Kendinize uygun birden fazla program seçin: Yapılan bazı araştırmalar, üniversite mezunlarının mezun oldukları bölüm dışında bir başka alanda iş sahibi olma oranının gittikçe büyüdüğünü gösteriyor. Bu gerçek bizim ülkemiz için de geçerli. Öğrencilerin kendilerine uygun birden fazla programı seçmesi, daha sonra o programları okumak istediği üniversiteleri de belirlemesi doğru olanı.

Rehberiniz YÖK Program Atlası olsun: Öğrencilerimizin doğru tercih yapabilmeleri için gerekli bilgilendirmeler adına daha önce hiçbir dönemde sunulmayan bilgileri YÖK Program Atlası ve YÖK Akademik ile öğrencilerimizin istifadesine, bilim hayatımızın dikkatine açtık.

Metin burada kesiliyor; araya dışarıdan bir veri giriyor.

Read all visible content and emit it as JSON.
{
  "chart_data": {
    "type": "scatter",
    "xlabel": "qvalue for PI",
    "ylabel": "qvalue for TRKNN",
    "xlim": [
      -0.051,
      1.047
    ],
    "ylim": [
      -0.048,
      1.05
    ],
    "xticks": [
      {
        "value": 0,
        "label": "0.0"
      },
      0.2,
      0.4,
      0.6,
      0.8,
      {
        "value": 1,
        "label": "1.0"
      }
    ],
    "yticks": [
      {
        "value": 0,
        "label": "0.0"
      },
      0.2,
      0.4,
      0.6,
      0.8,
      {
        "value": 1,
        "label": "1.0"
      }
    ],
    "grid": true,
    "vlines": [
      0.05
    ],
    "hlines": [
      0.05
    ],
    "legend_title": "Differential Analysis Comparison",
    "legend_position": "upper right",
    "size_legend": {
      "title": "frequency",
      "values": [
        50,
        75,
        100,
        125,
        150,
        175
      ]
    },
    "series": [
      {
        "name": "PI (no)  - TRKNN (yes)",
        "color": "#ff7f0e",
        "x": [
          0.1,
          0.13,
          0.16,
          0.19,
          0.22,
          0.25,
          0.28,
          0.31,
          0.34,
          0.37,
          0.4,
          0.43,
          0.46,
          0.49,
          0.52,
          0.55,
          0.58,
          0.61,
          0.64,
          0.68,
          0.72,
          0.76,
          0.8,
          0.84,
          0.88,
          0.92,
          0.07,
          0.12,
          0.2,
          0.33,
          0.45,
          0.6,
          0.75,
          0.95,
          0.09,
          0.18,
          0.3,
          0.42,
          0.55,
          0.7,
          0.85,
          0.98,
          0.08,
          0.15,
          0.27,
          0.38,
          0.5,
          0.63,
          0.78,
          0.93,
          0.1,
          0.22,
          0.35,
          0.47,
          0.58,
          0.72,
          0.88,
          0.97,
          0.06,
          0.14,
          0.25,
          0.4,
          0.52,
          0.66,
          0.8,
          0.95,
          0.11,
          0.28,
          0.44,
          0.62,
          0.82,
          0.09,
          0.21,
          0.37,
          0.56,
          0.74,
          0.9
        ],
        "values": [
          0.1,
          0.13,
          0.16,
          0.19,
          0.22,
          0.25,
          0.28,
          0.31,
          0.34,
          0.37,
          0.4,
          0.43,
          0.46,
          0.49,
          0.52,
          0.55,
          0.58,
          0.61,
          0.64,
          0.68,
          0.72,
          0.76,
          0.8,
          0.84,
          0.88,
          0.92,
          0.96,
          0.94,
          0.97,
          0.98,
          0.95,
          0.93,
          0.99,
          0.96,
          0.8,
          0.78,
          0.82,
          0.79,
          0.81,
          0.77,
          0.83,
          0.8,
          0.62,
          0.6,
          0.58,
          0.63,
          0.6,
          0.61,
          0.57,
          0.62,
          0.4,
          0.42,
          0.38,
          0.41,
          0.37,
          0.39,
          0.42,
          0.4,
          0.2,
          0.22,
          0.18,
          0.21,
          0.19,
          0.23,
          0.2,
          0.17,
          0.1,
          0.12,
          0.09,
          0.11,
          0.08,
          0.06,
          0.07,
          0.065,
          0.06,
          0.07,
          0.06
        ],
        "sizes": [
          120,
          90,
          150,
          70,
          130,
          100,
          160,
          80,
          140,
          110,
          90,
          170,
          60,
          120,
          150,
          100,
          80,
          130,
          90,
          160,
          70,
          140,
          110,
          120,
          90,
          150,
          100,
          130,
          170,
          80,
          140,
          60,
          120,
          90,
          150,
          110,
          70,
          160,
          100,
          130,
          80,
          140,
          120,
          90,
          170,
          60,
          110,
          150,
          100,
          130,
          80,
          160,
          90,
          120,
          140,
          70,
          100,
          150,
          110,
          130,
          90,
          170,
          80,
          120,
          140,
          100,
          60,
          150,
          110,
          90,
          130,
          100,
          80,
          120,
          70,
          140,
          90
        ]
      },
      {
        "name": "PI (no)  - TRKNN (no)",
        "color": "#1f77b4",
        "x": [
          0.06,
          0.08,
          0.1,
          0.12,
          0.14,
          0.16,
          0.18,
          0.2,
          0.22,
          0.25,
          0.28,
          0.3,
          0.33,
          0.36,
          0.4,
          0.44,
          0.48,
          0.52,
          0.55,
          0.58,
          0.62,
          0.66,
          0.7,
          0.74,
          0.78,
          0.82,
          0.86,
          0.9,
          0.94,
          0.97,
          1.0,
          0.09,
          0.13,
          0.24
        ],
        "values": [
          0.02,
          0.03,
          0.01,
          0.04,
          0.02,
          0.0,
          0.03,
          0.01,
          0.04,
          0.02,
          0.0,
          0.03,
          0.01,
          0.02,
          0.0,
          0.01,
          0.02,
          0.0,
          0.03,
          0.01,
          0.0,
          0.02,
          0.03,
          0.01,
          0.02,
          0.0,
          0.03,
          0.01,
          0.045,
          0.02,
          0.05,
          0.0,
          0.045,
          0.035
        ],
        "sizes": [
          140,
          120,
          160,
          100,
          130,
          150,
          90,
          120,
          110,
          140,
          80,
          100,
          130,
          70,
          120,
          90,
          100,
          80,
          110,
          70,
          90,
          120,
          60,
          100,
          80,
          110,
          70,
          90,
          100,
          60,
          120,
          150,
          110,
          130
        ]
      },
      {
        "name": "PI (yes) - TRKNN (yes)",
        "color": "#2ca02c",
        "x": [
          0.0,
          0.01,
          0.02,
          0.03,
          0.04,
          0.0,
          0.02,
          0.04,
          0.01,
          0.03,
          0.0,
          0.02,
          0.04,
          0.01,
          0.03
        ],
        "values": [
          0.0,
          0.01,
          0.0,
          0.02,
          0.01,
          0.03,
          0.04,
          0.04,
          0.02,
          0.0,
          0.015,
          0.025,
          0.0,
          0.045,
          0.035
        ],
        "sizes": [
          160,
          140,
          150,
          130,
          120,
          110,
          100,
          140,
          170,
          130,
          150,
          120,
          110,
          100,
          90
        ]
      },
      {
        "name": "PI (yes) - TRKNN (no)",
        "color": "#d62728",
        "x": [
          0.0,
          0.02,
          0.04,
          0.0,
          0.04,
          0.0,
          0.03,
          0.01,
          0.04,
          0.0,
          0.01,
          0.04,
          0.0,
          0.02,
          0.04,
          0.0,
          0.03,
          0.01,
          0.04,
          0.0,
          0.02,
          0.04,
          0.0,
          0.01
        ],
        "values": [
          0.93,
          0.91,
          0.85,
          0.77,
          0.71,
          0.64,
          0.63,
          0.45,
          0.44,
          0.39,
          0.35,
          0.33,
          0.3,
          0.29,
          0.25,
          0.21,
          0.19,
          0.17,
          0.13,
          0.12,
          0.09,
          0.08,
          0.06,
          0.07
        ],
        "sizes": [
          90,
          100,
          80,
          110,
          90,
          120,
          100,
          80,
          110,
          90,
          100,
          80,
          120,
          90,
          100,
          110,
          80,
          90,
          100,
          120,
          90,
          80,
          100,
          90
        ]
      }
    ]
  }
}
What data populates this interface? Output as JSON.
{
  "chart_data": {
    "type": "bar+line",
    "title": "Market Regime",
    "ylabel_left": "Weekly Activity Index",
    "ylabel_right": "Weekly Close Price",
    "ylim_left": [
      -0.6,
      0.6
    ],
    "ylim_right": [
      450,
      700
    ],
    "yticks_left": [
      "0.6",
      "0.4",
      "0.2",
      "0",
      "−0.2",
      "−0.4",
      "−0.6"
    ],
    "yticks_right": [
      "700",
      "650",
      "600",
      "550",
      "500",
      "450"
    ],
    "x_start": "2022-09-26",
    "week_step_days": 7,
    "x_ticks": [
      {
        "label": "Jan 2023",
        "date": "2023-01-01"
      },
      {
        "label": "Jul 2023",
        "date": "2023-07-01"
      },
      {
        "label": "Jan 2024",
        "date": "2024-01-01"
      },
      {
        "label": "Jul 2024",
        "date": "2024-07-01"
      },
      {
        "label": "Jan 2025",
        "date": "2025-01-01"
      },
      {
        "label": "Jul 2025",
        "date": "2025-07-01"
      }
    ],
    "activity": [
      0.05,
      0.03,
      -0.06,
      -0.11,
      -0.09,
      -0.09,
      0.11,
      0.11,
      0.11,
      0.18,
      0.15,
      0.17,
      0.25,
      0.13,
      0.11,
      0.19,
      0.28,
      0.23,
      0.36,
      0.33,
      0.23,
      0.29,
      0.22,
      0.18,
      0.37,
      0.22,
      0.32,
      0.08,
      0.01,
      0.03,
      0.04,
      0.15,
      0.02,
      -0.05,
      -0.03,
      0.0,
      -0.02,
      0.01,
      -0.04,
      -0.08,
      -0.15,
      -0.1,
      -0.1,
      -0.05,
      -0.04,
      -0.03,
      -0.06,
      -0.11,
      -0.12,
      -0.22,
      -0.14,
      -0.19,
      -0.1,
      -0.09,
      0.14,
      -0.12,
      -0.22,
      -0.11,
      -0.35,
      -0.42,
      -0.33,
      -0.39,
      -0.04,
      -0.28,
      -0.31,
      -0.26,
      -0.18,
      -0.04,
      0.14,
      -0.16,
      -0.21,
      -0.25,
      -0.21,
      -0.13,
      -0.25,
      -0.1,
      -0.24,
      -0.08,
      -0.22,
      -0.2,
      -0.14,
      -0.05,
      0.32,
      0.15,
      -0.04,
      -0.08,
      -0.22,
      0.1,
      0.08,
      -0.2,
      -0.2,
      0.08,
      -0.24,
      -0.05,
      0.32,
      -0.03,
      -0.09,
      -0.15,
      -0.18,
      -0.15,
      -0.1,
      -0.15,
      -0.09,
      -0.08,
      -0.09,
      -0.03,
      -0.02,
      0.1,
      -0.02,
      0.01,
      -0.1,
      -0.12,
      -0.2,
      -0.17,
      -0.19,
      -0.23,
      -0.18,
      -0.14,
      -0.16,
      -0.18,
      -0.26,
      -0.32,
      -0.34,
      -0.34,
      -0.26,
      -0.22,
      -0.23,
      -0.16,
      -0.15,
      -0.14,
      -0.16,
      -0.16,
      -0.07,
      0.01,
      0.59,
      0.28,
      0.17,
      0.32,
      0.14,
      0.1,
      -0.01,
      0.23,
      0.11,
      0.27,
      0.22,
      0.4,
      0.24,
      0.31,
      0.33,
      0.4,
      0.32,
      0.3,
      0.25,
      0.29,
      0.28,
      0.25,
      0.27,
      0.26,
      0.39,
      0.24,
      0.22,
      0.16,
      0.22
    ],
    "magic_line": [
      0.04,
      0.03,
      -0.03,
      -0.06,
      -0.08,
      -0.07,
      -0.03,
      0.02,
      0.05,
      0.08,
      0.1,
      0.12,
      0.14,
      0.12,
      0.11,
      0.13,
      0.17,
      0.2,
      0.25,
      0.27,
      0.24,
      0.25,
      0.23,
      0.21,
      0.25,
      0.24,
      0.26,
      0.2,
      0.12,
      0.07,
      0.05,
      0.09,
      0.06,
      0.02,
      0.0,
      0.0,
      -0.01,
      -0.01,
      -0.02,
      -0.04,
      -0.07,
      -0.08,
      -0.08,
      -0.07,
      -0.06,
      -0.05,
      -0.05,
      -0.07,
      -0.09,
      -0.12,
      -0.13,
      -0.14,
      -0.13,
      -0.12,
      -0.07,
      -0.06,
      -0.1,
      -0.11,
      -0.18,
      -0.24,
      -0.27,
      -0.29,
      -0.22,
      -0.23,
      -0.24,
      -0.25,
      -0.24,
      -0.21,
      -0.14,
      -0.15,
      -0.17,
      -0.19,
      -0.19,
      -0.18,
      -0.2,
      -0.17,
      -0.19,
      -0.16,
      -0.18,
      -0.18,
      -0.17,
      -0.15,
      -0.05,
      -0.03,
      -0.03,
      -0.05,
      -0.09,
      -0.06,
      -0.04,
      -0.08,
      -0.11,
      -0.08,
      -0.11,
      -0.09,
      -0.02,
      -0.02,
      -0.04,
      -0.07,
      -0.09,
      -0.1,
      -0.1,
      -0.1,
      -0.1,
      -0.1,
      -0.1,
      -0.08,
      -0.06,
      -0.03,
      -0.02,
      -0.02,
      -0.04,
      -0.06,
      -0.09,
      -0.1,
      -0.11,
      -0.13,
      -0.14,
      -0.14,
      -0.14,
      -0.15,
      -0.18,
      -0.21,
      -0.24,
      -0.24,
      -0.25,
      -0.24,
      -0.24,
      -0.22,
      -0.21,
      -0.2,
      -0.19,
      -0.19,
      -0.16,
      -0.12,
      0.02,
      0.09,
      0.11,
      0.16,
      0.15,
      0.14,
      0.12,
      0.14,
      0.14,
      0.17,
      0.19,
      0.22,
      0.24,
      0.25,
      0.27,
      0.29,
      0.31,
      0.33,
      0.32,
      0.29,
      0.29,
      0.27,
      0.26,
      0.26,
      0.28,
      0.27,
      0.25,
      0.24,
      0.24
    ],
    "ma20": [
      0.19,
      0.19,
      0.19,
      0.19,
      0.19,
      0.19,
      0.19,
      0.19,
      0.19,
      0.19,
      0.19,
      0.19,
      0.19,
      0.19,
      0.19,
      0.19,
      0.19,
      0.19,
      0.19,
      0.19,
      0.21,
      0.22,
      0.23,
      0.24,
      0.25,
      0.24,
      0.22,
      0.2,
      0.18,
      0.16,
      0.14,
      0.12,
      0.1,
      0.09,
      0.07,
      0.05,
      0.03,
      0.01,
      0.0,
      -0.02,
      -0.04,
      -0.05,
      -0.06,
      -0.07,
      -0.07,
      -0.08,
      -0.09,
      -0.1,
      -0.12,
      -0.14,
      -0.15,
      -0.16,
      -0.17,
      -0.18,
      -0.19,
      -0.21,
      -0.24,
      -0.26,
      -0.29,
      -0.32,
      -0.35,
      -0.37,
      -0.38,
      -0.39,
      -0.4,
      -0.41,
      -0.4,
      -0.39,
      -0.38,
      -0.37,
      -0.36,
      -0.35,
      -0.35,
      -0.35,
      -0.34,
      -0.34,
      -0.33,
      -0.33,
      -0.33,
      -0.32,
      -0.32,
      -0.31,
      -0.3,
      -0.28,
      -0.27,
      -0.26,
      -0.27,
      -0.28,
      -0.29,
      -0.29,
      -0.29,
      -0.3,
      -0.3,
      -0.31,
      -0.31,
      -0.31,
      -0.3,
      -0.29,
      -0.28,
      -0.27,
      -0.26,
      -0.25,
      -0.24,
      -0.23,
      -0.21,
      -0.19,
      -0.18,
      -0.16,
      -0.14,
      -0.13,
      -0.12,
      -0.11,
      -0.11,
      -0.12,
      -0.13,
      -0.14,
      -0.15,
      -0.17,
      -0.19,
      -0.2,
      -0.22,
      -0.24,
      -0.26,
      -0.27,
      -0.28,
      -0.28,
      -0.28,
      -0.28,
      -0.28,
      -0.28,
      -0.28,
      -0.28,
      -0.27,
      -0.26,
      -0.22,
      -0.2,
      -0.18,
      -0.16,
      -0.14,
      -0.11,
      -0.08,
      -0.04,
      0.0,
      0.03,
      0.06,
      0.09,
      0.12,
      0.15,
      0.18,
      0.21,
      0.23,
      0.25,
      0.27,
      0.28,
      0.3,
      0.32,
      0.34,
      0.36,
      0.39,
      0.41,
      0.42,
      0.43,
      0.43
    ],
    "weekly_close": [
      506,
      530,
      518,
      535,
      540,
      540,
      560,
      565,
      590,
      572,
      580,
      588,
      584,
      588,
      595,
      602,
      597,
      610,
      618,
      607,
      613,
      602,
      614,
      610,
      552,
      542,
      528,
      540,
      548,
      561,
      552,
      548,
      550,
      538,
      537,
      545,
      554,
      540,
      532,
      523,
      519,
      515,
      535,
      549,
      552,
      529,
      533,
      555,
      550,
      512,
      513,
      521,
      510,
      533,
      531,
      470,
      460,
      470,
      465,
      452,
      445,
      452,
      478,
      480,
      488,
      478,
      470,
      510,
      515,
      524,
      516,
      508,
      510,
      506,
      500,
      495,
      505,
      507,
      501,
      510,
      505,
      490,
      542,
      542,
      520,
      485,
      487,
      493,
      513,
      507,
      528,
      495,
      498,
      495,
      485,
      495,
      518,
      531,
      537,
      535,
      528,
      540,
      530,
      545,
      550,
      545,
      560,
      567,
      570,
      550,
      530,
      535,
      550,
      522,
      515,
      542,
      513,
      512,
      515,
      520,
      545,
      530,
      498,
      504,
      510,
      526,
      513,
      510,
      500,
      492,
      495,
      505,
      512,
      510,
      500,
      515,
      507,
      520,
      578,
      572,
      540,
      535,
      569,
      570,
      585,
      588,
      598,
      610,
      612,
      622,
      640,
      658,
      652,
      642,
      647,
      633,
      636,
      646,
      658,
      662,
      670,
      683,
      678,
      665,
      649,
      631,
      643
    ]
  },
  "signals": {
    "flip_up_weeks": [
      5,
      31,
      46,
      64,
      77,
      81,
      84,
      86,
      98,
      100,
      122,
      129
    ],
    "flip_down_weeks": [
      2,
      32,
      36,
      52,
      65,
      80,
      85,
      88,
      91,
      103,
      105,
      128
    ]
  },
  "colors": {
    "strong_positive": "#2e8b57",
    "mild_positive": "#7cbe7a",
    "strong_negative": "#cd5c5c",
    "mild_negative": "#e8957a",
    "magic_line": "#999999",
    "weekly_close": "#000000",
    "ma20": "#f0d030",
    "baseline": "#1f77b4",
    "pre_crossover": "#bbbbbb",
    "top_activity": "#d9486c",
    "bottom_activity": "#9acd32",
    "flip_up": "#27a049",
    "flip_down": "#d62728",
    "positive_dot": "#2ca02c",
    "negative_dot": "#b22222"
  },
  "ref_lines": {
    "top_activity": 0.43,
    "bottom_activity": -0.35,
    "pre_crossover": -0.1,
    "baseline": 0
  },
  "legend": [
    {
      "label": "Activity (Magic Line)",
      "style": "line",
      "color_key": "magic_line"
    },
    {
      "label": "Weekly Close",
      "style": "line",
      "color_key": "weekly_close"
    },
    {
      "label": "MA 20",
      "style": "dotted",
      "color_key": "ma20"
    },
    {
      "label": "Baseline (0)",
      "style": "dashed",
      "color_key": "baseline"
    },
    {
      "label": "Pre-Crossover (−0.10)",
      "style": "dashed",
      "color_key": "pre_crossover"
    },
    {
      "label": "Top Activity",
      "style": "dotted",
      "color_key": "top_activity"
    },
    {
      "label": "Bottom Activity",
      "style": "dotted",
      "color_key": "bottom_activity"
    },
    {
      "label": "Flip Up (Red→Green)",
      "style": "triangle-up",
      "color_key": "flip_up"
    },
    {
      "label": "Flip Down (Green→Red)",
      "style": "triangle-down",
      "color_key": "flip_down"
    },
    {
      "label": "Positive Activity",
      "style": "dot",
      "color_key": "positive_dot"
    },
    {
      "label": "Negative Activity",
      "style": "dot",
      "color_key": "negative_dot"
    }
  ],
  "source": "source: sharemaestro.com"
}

Bu bilgiler aslında onlara sanal bir rehber öğretmen oluyor. Bu Yeni YÖK’ün sunduğu bir imkân, bundan yararlansınlar.

Haberin Devamı

Aileler, çocuklarının isteklerini göz önüne alsın: Bu süreçte aileler de dikkatli olsun. Çocuklarını tek bir hedefe kitlemeleri yanlış. Onlara mutlaka fikir versinler; ama onların kabiliyetleri kadar isteklerini de göz önünde tutsunlar. Aileleri için o çocuklar, dünyada var oldukları için kendilerinin mutluluk kaynağıdır. Bunu onlara hissettirmeliler. Çocuklar ebeveynlerine hediye vermek için üniversite kazanmamalı. Üniversite okumak elbette önemli, ama bu önemi hak ettiğinden de fazla büyütmemeli. Onların kendileri, aileleri, toplumları, ülkeleri için yararlı olmalarının tek yolunun üniversiteden geçmediğini bilmelerini sağlamalıyız.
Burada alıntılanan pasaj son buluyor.